Advertisement

Defense, Aerospace Work Provide 5% of County’s Jobs

Share
John O'Dell covers major Orange County corporations and manufacturing for The Times

A new study has determined that the defense and aerospace industries in Southern California aren’t dead. And in Orange County, they are far more entrenched--and important--than most people realize.

Defense and aerospace work still accounts for about 5% of the county’s permanent, full-time jobs. According to economists who study these things, each of those jobs creates work for 1.5 more people in the services and support industries.

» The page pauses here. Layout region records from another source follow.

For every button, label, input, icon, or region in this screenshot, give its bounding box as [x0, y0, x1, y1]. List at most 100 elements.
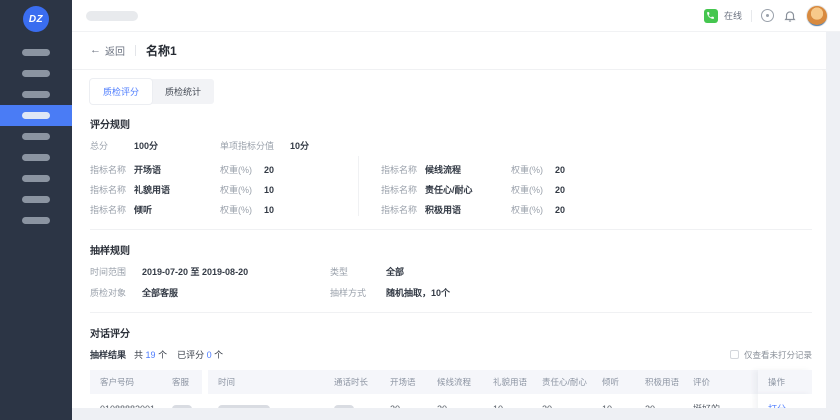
score-cell: 10 — [483, 394, 532, 408]
indicator-column-right: 指标名称 候线流程 权重(%) 20 指标名称 责任心/耐心 权重(%) 20 … — [358, 156, 658, 216]
sidebar-item-active[interactable] — [0, 105, 72, 126]
indicator-name: 开场语 — [134, 163, 220, 176]
menu-placeholder — [22, 112, 50, 119]
method-label: 抽样方式 — [330, 286, 386, 299]
col-header: 时间 — [208, 370, 324, 394]
sidebar-item-8[interactable] — [0, 189, 72, 210]
tab-quality-statistics[interactable]: 质检统计 — [152, 79, 214, 104]
agent-placeholder — [172, 405, 192, 409]
total-prefix: 共 — [134, 348, 143, 361]
divider — [751, 10, 752, 22]
dialog-scoring-section: 对话评分 抽样结果 共 19 个 已评分 0 个 仅查看未打分记录 客户号码 — [90, 325, 812, 408]
indicator-name: 积极用语 — [425, 203, 511, 216]
back-label: 返回 — [105, 43, 125, 58]
breadcrumb: ← 返回 名称1 — [90, 32, 812, 69]
duration-cell — [324, 394, 380, 408]
tab-quality-scoring[interactable]: 质检评分 — [90, 79, 152, 104]
action-cell: 打分 — [758, 394, 812, 408]
scored-label: 已评分 — [177, 348, 204, 361]
total-score-label: 总分 — [90, 139, 134, 152]
score-cell: 10 — [592, 394, 635, 408]
weight-label: 权重(%) — [220, 203, 264, 216]
sidebar-item-3[interactable] — [0, 84, 72, 105]
divider — [135, 45, 136, 56]
user-avatar[interactable] — [806, 5, 828, 27]
section-title: 评分规则 — [90, 116, 812, 131]
sidebar: DZ — [0, 0, 72, 420]
menu-placeholder — [22, 175, 50, 182]
filter-unscored-toggle[interactable]: 仅查看未打分记录 — [730, 349, 812, 361]
table-header-row: 客户号码 客服 时间 通话时长 开场语 候线流程 礼貌用语 责任心/耐心 倾听 … — [90, 370, 812, 394]
agent-cell — [162, 394, 202, 408]
phone-status-icon[interactable] — [704, 9, 718, 23]
indicator-name-label: 指标名称 — [381, 163, 425, 176]
online-status-label: 在线 — [724, 9, 742, 22]
sidebar-item-5[interactable] — [0, 126, 72, 147]
menu-placeholder — [22, 70, 50, 77]
weight-label: 权重(%) — [220, 183, 264, 196]
weight-value: 20 — [264, 165, 274, 175]
notifications-bell-icon[interactable] — [783, 9, 797, 23]
score-button[interactable]: 打分 — [768, 402, 786, 408]
divider — [90, 312, 812, 313]
menu-placeholder — [22, 133, 50, 140]
col-header: 评价 — [683, 370, 758, 394]
col-header: 通话时长 — [324, 370, 380, 394]
weight-value: 10 — [264, 205, 274, 215]
time-cell — [208, 394, 324, 408]
menu-placeholder — [22, 154, 50, 161]
help-icon[interactable] — [761, 9, 774, 22]
scored-count: 0 — [207, 350, 212, 360]
sidebar-item-2[interactable] — [0, 63, 72, 84]
score-cell: 20 — [427, 394, 483, 408]
menu-placeholder — [22, 91, 50, 98]
total-count: 19 — [146, 350, 156, 360]
sidebar-item-9[interactable] — [0, 210, 72, 231]
weight-value: 10 — [264, 185, 274, 195]
target-value: 全部客服 — [142, 286, 330, 299]
back-button[interactable]: ← 返回 — [90, 43, 125, 58]
indicator-name-label: 指标名称 — [90, 183, 134, 196]
comment-cell: 挺好的 — [683, 394, 758, 408]
section-title: 对话评分 — [90, 325, 812, 340]
page-title: 名称1 — [146, 42, 177, 59]
indicator-name: 礼貌用语 — [134, 183, 220, 196]
topbar: 在线 — [72, 0, 840, 32]
sidebar-item-7[interactable] — [0, 168, 72, 189]
app-logo[interactable]: DZ — [23, 6, 49, 32]
checkbox-icon[interactable] — [730, 350, 739, 359]
sidebar-nav — [0, 42, 72, 231]
indicator-name-label: 指标名称 — [90, 163, 134, 176]
table-row: 01088882001 20 20 10 20 10 20 挺好的 打分 — [90, 394, 812, 408]
indicator-column-left: 指标名称 开场语 权重(%) 20 指标名称 礼貌用语 权重(%) 10 指标名… — [90, 156, 358, 216]
filter-label: 仅查看未打分记录 — [744, 349, 812, 361]
col-header: 客服 — [162, 370, 202, 394]
per-item-value: 10分 — [290, 139, 309, 152]
weight-value: 20 — [555, 205, 565, 215]
weight-label: 权重(%) — [220, 163, 264, 176]
col-header: 礼貌用语 — [483, 370, 532, 394]
col-header: 候线流程 — [427, 370, 483, 394]
menu-placeholder — [22, 217, 50, 224]
sidebar-item-6[interactable] — [0, 147, 72, 168]
target-label: 质检对象 — [90, 286, 142, 299]
type-label: 类型 — [330, 265, 386, 278]
scoring-rules-section: 评分规则 总分 100分 单项指标分值 10分 指标名称 开场语 权重(%) 2… — [90, 116, 812, 216]
divider — [90, 229, 812, 230]
indicator-name-label: 指标名称 — [381, 183, 425, 196]
indicator-name: 倾听 — [134, 203, 220, 216]
score-cell: 20 — [635, 394, 683, 408]
total-unit: 个 — [158, 348, 167, 361]
section-title: 抽样规则 — [90, 242, 812, 257]
weight-value: 20 — [555, 165, 565, 175]
sidebar-item-1[interactable] — [0, 42, 72, 63]
col-header-action: 操作 — [758, 370, 812, 394]
scored-unit: 个 — [214, 348, 223, 361]
time-range-value: 2019-07-20 至 2019-08-20 — [142, 265, 330, 278]
scoring-table: 客户号码 客服 时间 通话时长 开场语 候线流程 礼貌用语 责任心/耐心 倾听 … — [90, 370, 812, 408]
sampling-rules-section: 抽样规则 时间范围 2019-07-20 至 2019-08-20 类型 全部 … — [90, 242, 812, 299]
weight-label: 权重(%) — [511, 203, 555, 216]
indicator-name-label: 指标名称 — [381, 203, 425, 216]
indicator-name-label: 指标名称 — [90, 203, 134, 216]
col-header: 责任心/耐心 — [532, 370, 592, 394]
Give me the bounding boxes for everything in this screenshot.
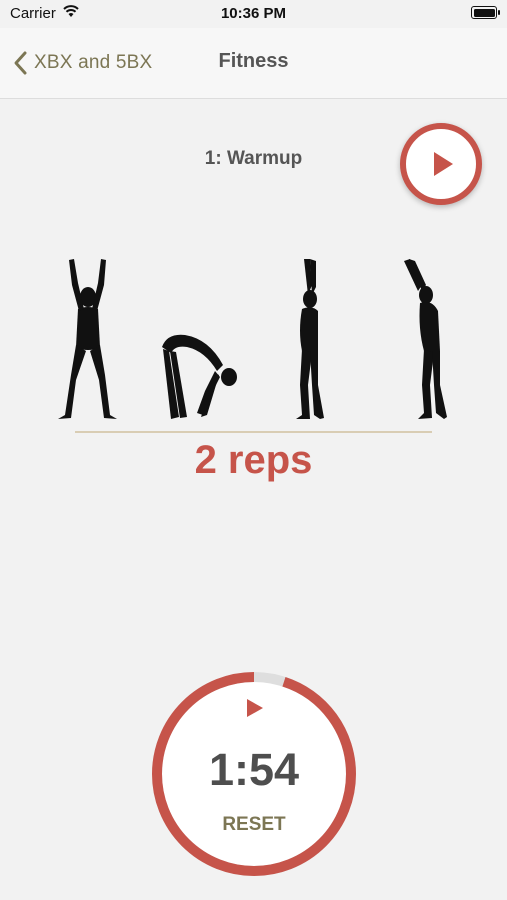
nav-title: Fitness [218, 50, 289, 72]
timer-time: 1:54 [208, 744, 300, 795]
reset-label: RESET [222, 814, 286, 835]
timer-button[interactable]: 1:54 RESET [152, 672, 356, 876]
play-icon [247, 699, 263, 717]
divider-line [75, 431, 432, 433]
reps-label: 2 reps [194, 438, 313, 482]
figure-back-stretch [404, 259, 447, 419]
figure-forward-bend [162, 334, 237, 419]
exercise-illustration [55, 255, 455, 425]
exercise-play-button[interactable] [400, 123, 482, 205]
play-icon [434, 152, 453, 176]
status-time: 10:36 PM [220, 5, 287, 22]
figure-arms-raised [58, 259, 117, 419]
status-bar: Carrier 10:36 PM [0, 0, 507, 28]
navigation-bar: XBX and 5BX Fitness [0, 28, 507, 99]
battery-icon [471, 6, 500, 19]
figure-side-stretch [296, 259, 324, 419]
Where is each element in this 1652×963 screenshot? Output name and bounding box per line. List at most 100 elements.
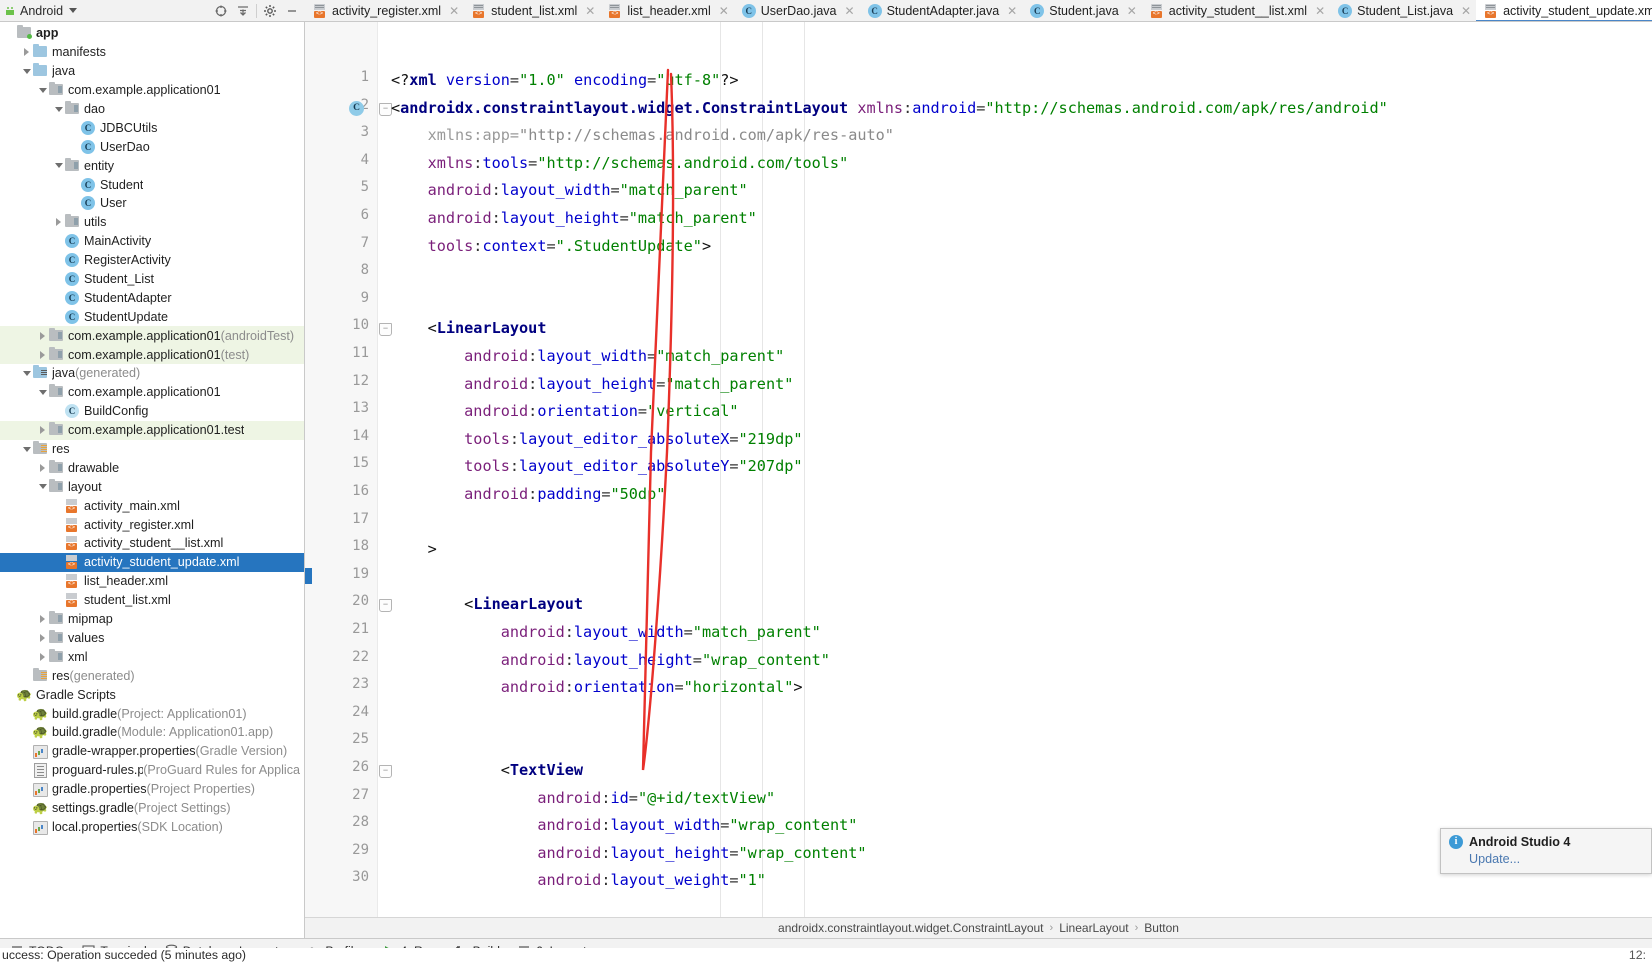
tree-item-student[interactable]: C Student — [0, 175, 304, 194]
editor-tab-Student_List-java[interactable]: C Student_List.java ✕ — [1330, 0, 1476, 21]
close-icon[interactable]: ✕ — [719, 4, 729, 18]
tree-item-java[interactable]: java (generated) — [0, 364, 304, 383]
tree-item-build-gradle[interactable]: 🐢 build.gradle (Project: Application01) — [0, 704, 304, 723]
breadcrumb-item[interactable]: Button — [1144, 921, 1179, 935]
editor-tab-activity_student__list-xml[interactable]: <> activity_student__list.xml ✕ — [1142, 0, 1330, 21]
editor-gutter[interactable]: 1 2 3 4 5 6 7 8 9 10 11 12 13 14 15 16 17 18 19 20 21 22 23 24 2… — [305, 22, 378, 917]
project-tree[interactable]: app manifests java com.example.application0… — [0, 22, 305, 938]
editor-tab-Student-java[interactable]: C Student.java ✕ — [1022, 0, 1142, 21]
chevron-right-icon[interactable] — [36, 633, 49, 642]
tree-item-label: com.example.application01 — [68, 83, 221, 98]
chevron-right-icon[interactable] — [36, 331, 49, 340]
chevron-right-icon[interactable] — [36, 652, 49, 661]
target-icon[interactable] — [210, 1, 232, 21]
chevron-down-icon[interactable] — [36, 389, 49, 395]
editor-tab-StudentAdapter-java[interactable]: C StudentAdapter.java ✕ — [860, 0, 1023, 21]
tree-item-list-header-xml[interactable]: <> list_header.xml — [0, 572, 304, 591]
tree-item-studentupdate[interactable]: C StudentUpdate — [0, 307, 304, 326]
line-number: 11 — [352, 345, 369, 361]
tree-item-buildconfig[interactable]: C BuildConfig — [0, 402, 304, 421]
tree-item-dao[interactable]: dao — [0, 100, 304, 119]
notification-update-link[interactable]: Update... — [1449, 852, 1643, 866]
chevron-right-icon[interactable] — [36, 463, 49, 472]
tree-item-local-properties[interactable]: local.properties (SDK Location) — [0, 817, 304, 836]
tree-item-gradle-wrapper-properties[interactable]: gradle-wrapper.properties (Gradle Versio… — [0, 742, 304, 761]
chevron-down-icon[interactable] — [52, 106, 65, 112]
tree-item-label: MainActivity — [84, 234, 152, 249]
tree-item-com-example-application01-test[interactable]: com.example.application01.test — [0, 420, 304, 440]
chevron-right-icon[interactable] — [36, 426, 49, 435]
update-notification-popup[interactable]: i Android Studio 4 Update... — [1440, 828, 1652, 874]
chevron-down-icon[interactable] — [20, 370, 33, 376]
minimize-icon[interactable] — [281, 1, 303, 21]
chevron-right-icon[interactable] — [52, 218, 65, 227]
tree-item-label: gradle.properties — [52, 782, 147, 797]
editor-tab-student_list-xml[interactable]: <> student_list.xml ✕ — [464, 0, 600, 21]
tree-item-mainactivity[interactable]: C MainActivity — [0, 232, 304, 251]
tree-item-com-example-application01[interactable]: com.example.application01 — [0, 383, 304, 402]
close-icon[interactable]: ✕ — [1007, 4, 1017, 18]
tree-item-jdbcutils[interactable]: C JDBCUtils — [0, 118, 304, 137]
tree-item-mipmap[interactable]: mipmap — [0, 610, 304, 629]
tree-item-res[interactable]: res (generated) — [0, 666, 304, 685]
tree-item-res[interactable]: res — [0, 440, 304, 459]
editor-tab-activity_register-xml[interactable]: <> activity_register.xml ✕ — [305, 0, 464, 21]
tree-item-sublabel: (Gradle Version) — [195, 744, 288, 759]
source-code[interactable]: <?xml version="1.0" encoding="utf-8"?> <a… — [391, 22, 1652, 917]
chevron-down-icon[interactable] — [69, 8, 78, 13]
chevron-right-icon[interactable] — [20, 48, 33, 57]
breadcrumb-item[interactable]: LinearLayout — [1059, 921, 1128, 935]
tree-item-layout[interactable]: layout — [0, 477, 304, 496]
collapse-all-icon[interactable] — [232, 1, 254, 21]
breadcrumb[interactable]: androidx.constraintlayout.widget.Constra… — [305, 917, 1652, 938]
tree-item-xml[interactable]: xml — [0, 647, 304, 666]
code-editor[interactable]: 1 2 3 4 5 6 7 8 9 10 11 12 13 14 15 16 17 18 19 20 21 22 23 24 2… — [305, 22, 1652, 938]
tree-item-activity-register-xml[interactable]: <> activity_register.xml — [0, 515, 304, 534]
chevron-down-icon[interactable] — [20, 68, 33, 74]
tree-item-activity-student-list-xml[interactable]: <> activity_student__list.xml — [0, 534, 304, 553]
tree-item-com-example-application01[interactable]: com.example.application01 (androidTest) — [0, 326, 304, 346]
chevron-down-icon[interactable] — [36, 484, 49, 490]
chevron-right-icon[interactable] — [36, 615, 49, 624]
close-icon[interactable]: ✕ — [585, 4, 595, 18]
tree-item-user[interactable]: C User — [0, 194, 304, 213]
gear-icon[interactable] — [259, 1, 281, 21]
tree-item-gradle-scripts[interactable]: 🐢 Gradle Scripts — [0, 685, 304, 704]
tree-item-entity[interactable]: entity — [0, 156, 304, 175]
close-icon[interactable]: ✕ — [845, 4, 855, 18]
tree-item-activity-main-xml[interactable]: <> activity_main.xml — [0, 496, 304, 515]
tree-item-manifests[interactable]: manifests — [0, 43, 304, 62]
close-icon[interactable]: ✕ — [1461, 4, 1471, 18]
tree-item-drawable[interactable]: drawable — [0, 458, 304, 477]
tree-item-utils[interactable]: utils — [0, 213, 304, 232]
close-icon[interactable]: ✕ — [1315, 4, 1325, 18]
tree-item-studentadapter[interactable]: C StudentAdapter — [0, 288, 304, 307]
chevron-down-icon[interactable] — [20, 446, 33, 452]
tree-item-student-list-xml[interactable]: <> student_list.xml — [0, 591, 304, 610]
editor-text-area[interactable]: 1 2 3 4 5 6 7 8 9 10 11 12 13 14 15 16 17 18 19 20 21 22 23 24 2… — [305, 22, 1652, 917]
tree-item-activity-student-update-xml[interactable]: <> activity_student_update.xml — [0, 552, 304, 572]
tree-item-userdao[interactable]: C UserDao — [0, 137, 304, 156]
close-icon[interactable]: ✕ — [1127, 4, 1137, 18]
tree-item-app[interactable]: app — [0, 24, 304, 43]
tree-item-settings-gradle[interactable]: 🐢 settings.gradle (Project Settings) — [0, 799, 304, 818]
editor-tab-list_header-xml[interactable]: <> list_header.xml ✕ — [600, 0, 733, 21]
tree-item-values[interactable]: values — [0, 629, 304, 648]
close-icon[interactable]: ✕ — [449, 4, 459, 18]
tree-item-registeractivity[interactable]: C RegisterActivity — [0, 251, 304, 270]
breadcrumb-item[interactable]: androidx.constraintlayout.widget.Constra… — [778, 921, 1044, 935]
editor-tab-activity_student_update-xml[interactable]: <> activity_student_update.xml — [1476, 0, 1652, 21]
tree-item-com-example-application01[interactable]: com.example.application01 (test) — [0, 345, 304, 365]
tree-item-build-gradle[interactable]: 🐢 build.gradle (Module: Application01.app… — [0, 723, 304, 742]
tree-item-proguard-rules-pro[interactable]: proguard-rules.pro (ProGuard Rules for A… — [0, 761, 304, 780]
chevron-right-icon[interactable] — [36, 350, 49, 359]
code-token: tools — [464, 429, 510, 448]
tree-item-gradle-properties[interactable]: gradle.properties (Project Properties) — [0, 780, 304, 799]
class-gutter-icon[interactable]: C — [349, 100, 364, 116]
chevron-down-icon[interactable] — [52, 163, 65, 169]
tree-item-student-list[interactable]: C Student_List — [0, 270, 304, 289]
tree-item-com-example-application01[interactable]: com.example.application01 — [0, 81, 304, 100]
editor-tab-UserDao-java[interactable]: C UserDao.java ✕ — [734, 0, 860, 21]
chevron-down-icon[interactable] — [36, 87, 49, 93]
tree-item-java[interactable]: java — [0, 62, 304, 81]
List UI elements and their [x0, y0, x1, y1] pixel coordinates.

Thus, some 150,000 of the county’s 1.26 million jobs, or about 12% of the total, owe their existence--directly or indirectly--to aerospace and defense.

Advertisement

Most of the places that employ these workers are easy to spot--factories, engineering firms, sprawling defense and aerospace installations such as Boeing Co.’s Seal Beach, Anaheim and Huntington Beach campuses.

But there’s one in the hills off of Ortega Highway that few people are aware of.

It’s TRW Inc.’s Capistrano Test Site, on 2,700 acres the giant aerospace and defense concern has leased for the past 35 years from the owners of Rancho Mission Viejo.

Over the years, everything from the first lunar module engine to laser defense systems has been tested at the facility, with little if any fanfare about its presence next to a working ranch where cattle still graze.

About 200 people work at the site, which was mentioned in a national news story recently when the Air Force announced that it had used the Orange County site to conduct the first series of tests of a laser designed to enable fighters and bombers to shoot down enemy missiles.

The system, first tested June 3, was built by a team that included Boeing, TRW Space and Electronics Group in Redondo Beach and Lockheed Martin Missiles and Space division, in Sunnyvale.